Au milieu du XIVe siècle la peste noire ravage la région. Pourtant, la puissance des chanoines, à l'origine semblables à de simples curés, n'a jamais été si grande, cumulant prébendes et bénéfices, ils ont maintenant une puissante administration avec grand prévôt, doyen, sonrier, écolâtre... 1475 les voit aux côtés du Téméraire, lors de l'invasion Bourguignonne, mais ils sont en janvier 1477 aux côtés du duc René II de Lorraine quand est tué ledit Téméraire. L'essor des mines d'argent au XVIe siècle enrichit tout le Val de Galilée, mais surtout la collégiale (et le duc). On ne peut passer sous silence la fondation, vers 1500 d'un cénacle d'humanistes appelé Gymnase Vosgien par le chanoine Vautrin Lud. C'est en son sein qu'avec notamment le géographe Martin Waldseemüller et l'imprimeur Mathias Ringmann, il publie en 1507 la Cosmographiae Introductio dans laquelle le nouveau continent découvert est baptisé América.
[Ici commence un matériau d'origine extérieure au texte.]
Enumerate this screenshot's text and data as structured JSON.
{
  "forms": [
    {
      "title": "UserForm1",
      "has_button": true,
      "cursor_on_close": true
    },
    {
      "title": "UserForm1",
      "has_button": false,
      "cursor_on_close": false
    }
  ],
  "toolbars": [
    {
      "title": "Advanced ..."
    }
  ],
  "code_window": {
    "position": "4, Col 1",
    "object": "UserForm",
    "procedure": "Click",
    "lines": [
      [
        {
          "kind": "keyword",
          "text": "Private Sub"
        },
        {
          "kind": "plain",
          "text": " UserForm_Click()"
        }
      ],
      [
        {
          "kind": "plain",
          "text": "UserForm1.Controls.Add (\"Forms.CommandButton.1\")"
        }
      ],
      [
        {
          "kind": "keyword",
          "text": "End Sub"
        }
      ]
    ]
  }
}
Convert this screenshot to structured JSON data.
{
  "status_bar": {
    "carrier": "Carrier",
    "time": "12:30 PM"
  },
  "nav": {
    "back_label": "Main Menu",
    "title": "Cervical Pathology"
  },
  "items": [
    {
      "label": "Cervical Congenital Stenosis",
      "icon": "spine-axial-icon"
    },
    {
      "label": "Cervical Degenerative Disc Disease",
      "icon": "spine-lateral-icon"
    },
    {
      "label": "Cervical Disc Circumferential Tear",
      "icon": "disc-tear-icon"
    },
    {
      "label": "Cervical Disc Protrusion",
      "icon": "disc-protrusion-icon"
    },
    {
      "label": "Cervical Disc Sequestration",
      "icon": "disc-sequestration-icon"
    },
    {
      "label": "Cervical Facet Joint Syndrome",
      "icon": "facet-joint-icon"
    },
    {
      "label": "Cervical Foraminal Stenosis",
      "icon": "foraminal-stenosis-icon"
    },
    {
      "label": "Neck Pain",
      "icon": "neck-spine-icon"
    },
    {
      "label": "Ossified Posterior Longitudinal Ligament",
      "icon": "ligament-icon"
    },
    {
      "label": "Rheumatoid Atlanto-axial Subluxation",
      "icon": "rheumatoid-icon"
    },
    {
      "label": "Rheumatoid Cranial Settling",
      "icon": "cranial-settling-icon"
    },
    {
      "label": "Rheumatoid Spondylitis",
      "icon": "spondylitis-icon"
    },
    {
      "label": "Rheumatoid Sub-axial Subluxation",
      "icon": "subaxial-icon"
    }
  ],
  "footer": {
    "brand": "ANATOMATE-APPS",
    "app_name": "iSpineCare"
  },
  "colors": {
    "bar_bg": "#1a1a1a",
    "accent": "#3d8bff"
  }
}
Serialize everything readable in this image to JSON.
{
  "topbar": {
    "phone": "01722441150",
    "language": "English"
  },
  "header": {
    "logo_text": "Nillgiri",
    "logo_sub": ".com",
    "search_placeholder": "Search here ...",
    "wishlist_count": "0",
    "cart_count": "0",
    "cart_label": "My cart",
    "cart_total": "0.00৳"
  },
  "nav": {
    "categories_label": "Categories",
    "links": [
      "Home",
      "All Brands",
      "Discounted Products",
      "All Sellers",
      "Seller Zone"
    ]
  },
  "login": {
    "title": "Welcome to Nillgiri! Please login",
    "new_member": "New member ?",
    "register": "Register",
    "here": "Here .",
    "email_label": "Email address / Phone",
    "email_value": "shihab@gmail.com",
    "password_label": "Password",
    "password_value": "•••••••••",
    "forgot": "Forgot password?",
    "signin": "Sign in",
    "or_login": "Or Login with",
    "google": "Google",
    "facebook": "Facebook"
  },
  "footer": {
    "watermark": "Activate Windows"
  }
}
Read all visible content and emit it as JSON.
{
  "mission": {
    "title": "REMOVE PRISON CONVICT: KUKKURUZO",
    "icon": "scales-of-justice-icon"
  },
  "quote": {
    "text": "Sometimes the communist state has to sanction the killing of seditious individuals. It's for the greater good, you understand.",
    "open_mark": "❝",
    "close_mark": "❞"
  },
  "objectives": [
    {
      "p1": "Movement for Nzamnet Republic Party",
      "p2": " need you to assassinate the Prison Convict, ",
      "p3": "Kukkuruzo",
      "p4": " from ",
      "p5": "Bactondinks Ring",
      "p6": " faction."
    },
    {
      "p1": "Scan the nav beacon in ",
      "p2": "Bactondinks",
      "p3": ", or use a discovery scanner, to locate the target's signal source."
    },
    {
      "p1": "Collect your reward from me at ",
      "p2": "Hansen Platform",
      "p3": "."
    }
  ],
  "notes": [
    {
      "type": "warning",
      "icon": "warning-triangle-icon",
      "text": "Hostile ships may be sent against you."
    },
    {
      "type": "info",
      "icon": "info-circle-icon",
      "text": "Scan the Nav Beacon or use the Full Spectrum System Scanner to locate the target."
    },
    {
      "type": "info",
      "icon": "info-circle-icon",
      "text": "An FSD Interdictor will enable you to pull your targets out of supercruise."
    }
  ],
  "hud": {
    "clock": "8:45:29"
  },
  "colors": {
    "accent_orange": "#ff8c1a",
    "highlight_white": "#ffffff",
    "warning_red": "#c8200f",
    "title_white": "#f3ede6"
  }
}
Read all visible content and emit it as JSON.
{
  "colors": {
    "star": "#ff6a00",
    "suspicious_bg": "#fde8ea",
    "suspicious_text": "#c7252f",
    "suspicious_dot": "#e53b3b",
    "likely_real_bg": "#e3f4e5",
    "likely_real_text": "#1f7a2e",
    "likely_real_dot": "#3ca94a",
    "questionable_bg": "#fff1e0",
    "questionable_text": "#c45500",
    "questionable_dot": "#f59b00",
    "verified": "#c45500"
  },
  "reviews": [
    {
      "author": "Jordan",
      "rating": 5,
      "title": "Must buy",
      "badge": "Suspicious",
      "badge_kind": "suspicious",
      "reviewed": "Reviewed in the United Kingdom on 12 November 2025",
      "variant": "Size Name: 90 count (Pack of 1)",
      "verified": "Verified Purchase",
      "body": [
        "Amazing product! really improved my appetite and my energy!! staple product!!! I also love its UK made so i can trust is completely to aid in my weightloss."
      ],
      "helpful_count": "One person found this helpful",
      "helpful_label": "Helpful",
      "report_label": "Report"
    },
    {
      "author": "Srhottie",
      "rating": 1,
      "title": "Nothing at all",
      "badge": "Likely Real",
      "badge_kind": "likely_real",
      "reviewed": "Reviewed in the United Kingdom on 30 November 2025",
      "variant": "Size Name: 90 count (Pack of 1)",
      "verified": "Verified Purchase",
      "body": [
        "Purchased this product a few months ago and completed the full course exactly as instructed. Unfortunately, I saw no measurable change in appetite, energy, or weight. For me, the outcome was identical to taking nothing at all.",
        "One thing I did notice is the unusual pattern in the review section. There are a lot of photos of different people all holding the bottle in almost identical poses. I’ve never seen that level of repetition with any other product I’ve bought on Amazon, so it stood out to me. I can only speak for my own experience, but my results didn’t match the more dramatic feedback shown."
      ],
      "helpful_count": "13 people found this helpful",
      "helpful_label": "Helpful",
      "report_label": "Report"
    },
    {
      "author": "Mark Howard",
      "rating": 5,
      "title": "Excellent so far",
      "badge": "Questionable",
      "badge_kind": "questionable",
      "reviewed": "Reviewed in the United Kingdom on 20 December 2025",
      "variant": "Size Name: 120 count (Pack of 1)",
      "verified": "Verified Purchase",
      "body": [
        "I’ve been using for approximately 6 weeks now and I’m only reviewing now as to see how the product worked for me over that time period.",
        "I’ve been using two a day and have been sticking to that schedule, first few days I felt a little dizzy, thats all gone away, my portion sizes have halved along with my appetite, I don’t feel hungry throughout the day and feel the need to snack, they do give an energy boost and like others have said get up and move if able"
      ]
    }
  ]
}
En 1525, le Val de Galilée fut troublé par l'invasion des Rustauds. Arrivés jusqu'aux portes de Saint-Dié, ils en furent repoussés, grâce à l'énergie des chanoines qui appelèrent aux armes tous les habitants. Le duc de Lorraine Antoine Ier, à la tête des troupes vosgiennes, poursuivit les envahisseurs et les battit à côté de Saverne. Il rentra à Saint-Dié en triomphateur, passant par le col du Bonhomme et donc par la vallée de Fraize, escorté de tous les contingents vosgiens qui formaient son armée.

Les ducs de Lorraine resteront suzerains jusqu'à la cession de la Lorraine à la France (1766) et seront remplacés à ce titre pour peu d'années par les rois de France Louis XV puis Louis XVI.

Les Ribeaupierre jusque fin XVIIe siècle

Blason des Ribeaupierre,d'argent à trois écussons de gueule

Les comtes de Ribeaupierre étaient Seigneurs du val d'Orbey et de vastes domaines du côté lorrain des Vosges. Ils avaient fait de Ribeauvillé, centre de leurs possessions, une sorte de petite capitale.

Recevant l'investiture des empereurs du Saint-Empire pour leurs possessions alsaciennes, mais devant l'hommage aux ducs pour leurs possessions lorraines (dont la seigneurie du ban de Fraize), les Ribeaupierre faisaient figure de petits souverains : ils battaient monnaie, levaient des troupes dans leurs états et participaient aux grandes expéditions féodales.

Une première famille de seigneurs de Ribeaupierre existait déjà du temps de Pépin le Bref. Elle s'éteignit en 1162. L'évêque de Bâle donna aussitôt la seigneurie vacante à Egenolphe d'Urslingen, ministériel de l'empereur Frédéric Barberousse, qui sera le fondateur de la seconde famille du nom de Ribeaupierre ou de Rappoltstein (en allemand). Ils étaient l'une des plus nobles familles d'Alsace.

La reconnaissance historique de cette famille ne remonte en fait qu'à Anselme (seigneur de Fraize depuis 1221), appelé aussi Anselme de Ribeaumont. Parmi les premiers croisés, il fut l'un des plus illustres compagnons de Godefroy de Bouillon. Il combattit sous Nicée, Antioche et Laodicée avant de mourir au siège d'Archas.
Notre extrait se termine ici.